MANAMA (Reuters) - Bahrain on Monday declared a senior U.S. official persona non grata and asked him to leave the kingdom immediately, state news agency BNA said, because he had "intervened flagrantly" in the country's internal affairs.

BNA said that the foreign ministry had declared U.S. Assistant Secretary of State for Democracy, Human Rights and Labour, Tomasz Malinowski, persona non grata after he "held meetings with a particular party to the detriment of other interlocutors, thus discriminating between one people, contravening diplomatic norms and flouting normal interstate relations".

The latest move highlights the sensitivity in relations between the strategic allies. Bahrain is a U.S. ally in a volatile region and has long provided a base for the U.S. Navy's Fifth Fleet. But at the same it faces criticism over its record on human rights.

U.S. State Department spokeswoman Jen Psaki said she had heard the reports but said a team of diplomats, including Malinowski, remained in Bahrain and were working with the government.

"He's in Bahrain. He remains in Bahrain. He's in Bahrain today," Psaki said at a news briefing in Washington.

"This visit is not complete yet.
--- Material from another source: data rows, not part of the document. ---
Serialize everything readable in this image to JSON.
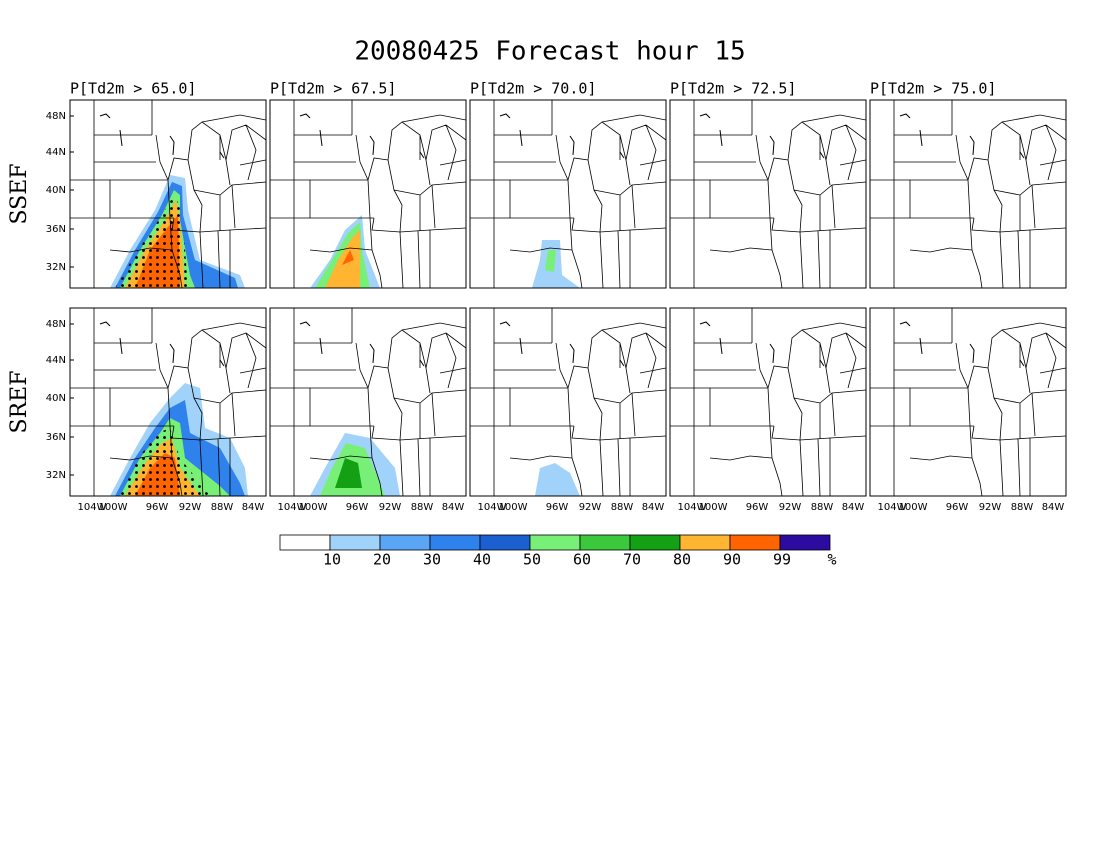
{
  "title": "20080425 Forecast hour 15",
  "panels": [
    "P[Td2m > 65.0]",
    "P[Td2m > 67.5]",
    "P[Td2m > 70.0]",
    "P[Td2m > 72.5]",
    "P[Td2m > 75.0]"
  ],
  "rows": [
    "SSEF",
    "SREF"
  ],
  "lat_labels": [
    "48N",
    "44N",
    "40N",
    "36N",
    "32N"
  ],
  "lon_labels": [
    "104W",
    "100W",
    "96W",
    "92W",
    "88W",
    "84W"
  ],
  "colorbar": {
    "colors": [
      "#ffffff",
      "#a0d2fa",
      "#5aa5f5",
      "#2f82eb",
      "#1c5fd1",
      "#78f078",
      "#3cc83c",
      "#14a014",
      "#ffb432",
      "#ff6400",
      "#2c0ca0"
    ],
    "labels": [
      "10",
      "20",
      "30",
      "40",
      "50",
      "60",
      "70",
      "80",
      "90",
      "99",
      "%"
    ]
  }
}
He's still on the ground and we're in close touch with government officials."

Last year, Bahraini lawmakers urged the government to stop the U.S. ambassador in Bahrain from interfering in domestic affairs and meeting government opponents.

Bahrain, which is ruled by the Sunni al-Khalifa family, still faces frequent low-level unrest more than three years after authorities quelled Shi'ite Muslim-led protests against the Sunni-led government.

A Bahraini policeman died on Saturday of wounds sustained in a bombing that the Interior Ministry said was a terrorist act.

Bahraini Shi'ites, who make up the majority of the population, complain of political and economic marginalization, an accusation the government denies.

Under criticism from human rights groups, the government invited an independent inquiry to examine its handling of the trouble in 2011. Its report said the authorities had used widespread and excessive force, including torture to extract confessions.

The Bahraini government says it has taken steps to address the problems by dismissing those responsible and introducing cameras at police stations.